Queensland Electricity regulations changed in September 2014
In a move to harmonize Queensland Electricity regulation with the National system, a number of changes are in the wings. Currently Queensland’s electricity prices are regulated under the Electricity Act 1994 (Qld) and are set by price determinations made by the Queensland Competition Authority. However in September of 2014 the Electricity Competition and Protection Legislation Amendment Act 2014 (Qld) and the National Energy Retail Law (Queensland) Act 2014 (Qld) were passed, and are to become effective from a date yet to be set by proclamation – expected to be 1 July 2015.
This legislation will change the way the retail electricity market works in Queensland in 3 major ways take affect Residential and small business customer electricity cost particularly:
- Removes retail price regulation
- Establishes a retail market monitoring scheme
- Aligns terminology with the National regulations and removes duplication’s.
This also brings in to play the National Energy Customer Framework, which will regulate the sale and supply of energy to consumers in Queensland. The Framework is a set of national laws, rules and regulations that will govern the sale and supply of energy to residential and small business energy customers. The Framework brings the whole energy supply chain (wholesale markets, transmission networks, distribution networks and retail markets) under national regulation and will have major impacts for businesses on-selling or sub-billing residential or business tenants for electricity consumption.

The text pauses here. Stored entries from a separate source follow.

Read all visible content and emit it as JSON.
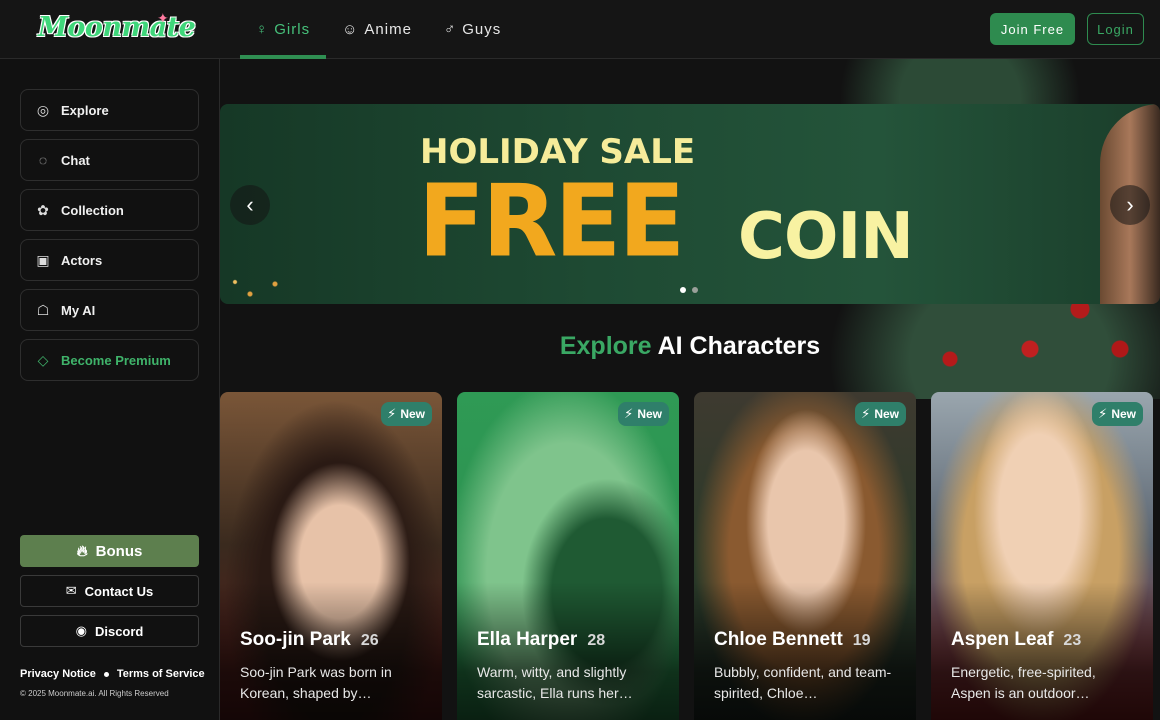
{
  "header": {
    "logo_text": "Moonmate",
    "tabs": [
      {
        "label": "Girls",
        "icon": "female-icon",
        "active": true
      },
      {
        "label": "Anime",
        "icon": "cat-face-icon",
        "active": false
      },
      {
        "label": "Guys",
        "icon": "male-icon",
        "active": false
      }
    ],
    "join_label": "Join Free",
    "login_label": "Login"
  },
  "sidebar": {
    "items": [
      {
        "label": "Explore",
        "icon": "planet-icon"
      },
      {
        "label": "Chat",
        "icon": "chat-bubble-icon"
      },
      {
        "label": "Collection",
        "icon": "collection-icon"
      },
      {
        "label": "Actors",
        "icon": "actors-icon"
      },
      {
        "label": "My AI",
        "icon": "robot-icon"
      },
      {
        "label": "Become Premium",
        "icon": "diamond-icon"
      }
    ],
    "bonus_label": "Bonus",
    "contact_label": "Contact Us",
    "discord_label": "Discord",
    "privacy_label": "Privacy Notice",
    "terms_label": "Terms of Service",
    "copyright": "© 2025 Moonmate.ai. All Rights Reserved"
  },
  "banner": {
    "line1": "HOLIDAY SALE",
    "line2_big": "FREE",
    "line2_small": "COIN",
    "slide_count": 2,
    "active_slide": 1
  },
  "section": {
    "title_accent": "Explore",
    "title_rest": "AI Characters"
  },
  "cards": [
    {
      "name": "Soo-jin Park",
      "age": "26",
      "badge": "New",
      "desc": "Soo-jin Park was born in Korean, shaped by…"
    },
    {
      "name": "Ella Harper",
      "age": "28",
      "badge": "New",
      "desc": "Warm, witty, and slightly sarcastic, Ella runs her…"
    },
    {
      "name": "Chloe Bennett",
      "age": "19",
      "badge": "New",
      "desc": "Bubbly, confident, and team-spirited, Chloe…"
    },
    {
      "name": "Aspen Leaf",
      "age": "23",
      "badge": "New",
      "desc": "Energetic, free-spirited, Aspen is an outdoor…"
    }
  ],
  "colors": {
    "accent_green": "#2e8b4f",
    "premium_green": "#3fb36a",
    "bonus_bg": "#5d7f4e",
    "banner_orange": "#f2a81e",
    "banner_cream": "#f8f2a2"
  }
}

Australian Energy Regulator released it’s Preliminary decision setting revenue limits for Energex
The Australian Energy Regulator sets the maximum total revenue that Electricity Distributors are able to recover from it’s customers for the duration of each 5 year regulatory period. Each distributor provides a proposal to the AER for how much revenue they believe they should be allowed to collect and why. A number of electricity distributors have been rebutted by the AER with significantly lower allowances than their proposal. The preliminary decision on Energex has also rejected significant parts of Energex’s proposal.
Firstly they have rejected the projected cost of capital that Energex has used to model it’s project investment total costs. In this regard the AER expects that finance costs should be much lower than that proposed by Energex due to changes in the macro economy since the start of the last period. Given the events of the last 5 years this seems to be a rational position to take.
Secondly the AER has rejected the forecast capital requirement put forward without detailed justification.
The Preliminary decision allows Energex to recover $6,528 Million over the 5 years 2015 to 2020 compared with $8,432.4 Million proposed by Energex. If the preliminary decision stands this will result in lower electricity cost over the next five years in Queensland.